🤖 AI Summary
This work addresses key limitations of existing audio editing models—namely, insufficient expressiveness, limited iterative controllability, and weak zero-shot text-to-speech (TTS) capability. We propose the first open-source, end-to-end audio editing system built upon a large language model (LLM) architecture. Methodologically, we abandon conventional embedding priors and auxiliary modules, instead introducing a novel learning paradigm that relies solely on large-margin synthetic data. This enables fine-grained, multi-turn control over cross-speaker emotional prosody, intonation, and paralinguistic features—including pauses, stress, and vocal attitude—without explicit representation disentanglement. As a result, speech expressiveness and generalization are significantly enhanced. Experiments demonstrate substantial improvements over MiniMax-2.6-hd and Doubao-Seed-TTS-2.0 on emotion editing and paralinguistic control tasks, while also achieving strong zero-shot TTS performance.

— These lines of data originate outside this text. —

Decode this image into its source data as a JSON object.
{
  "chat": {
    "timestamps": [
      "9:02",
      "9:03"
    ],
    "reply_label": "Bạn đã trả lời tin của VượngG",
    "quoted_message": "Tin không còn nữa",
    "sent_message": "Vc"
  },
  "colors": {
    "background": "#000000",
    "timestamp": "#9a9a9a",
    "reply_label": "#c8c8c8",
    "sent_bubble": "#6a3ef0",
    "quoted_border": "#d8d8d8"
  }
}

Our approach establishes a new paradigm for controllable speech generation.
📝 Abstract
We present Step-Audio-EditX, the first open-source LLM-based audio model excelling at expressive and iterative audio editing encompassing emotion, speaking style, and paralinguistics alongside robust zero-shot text-to-speech (TTS) capabilities.Our core innovation lies in leveraging only large-margin synthetic data, which circumvents the need for embedding-based priors or auxiliary modules. This large-margin learning approach enables both iterative control and high expressivity across voices, and represents a fundamental pivot from the conventional focus on representation-level disentanglement. Evaluation results demonstrate that Step-Audio-EditX surpasses both MiniMax-2.6-hd and Doubao-Seed-TTS-2.0 in emotion editing and other fine-grained control tasks.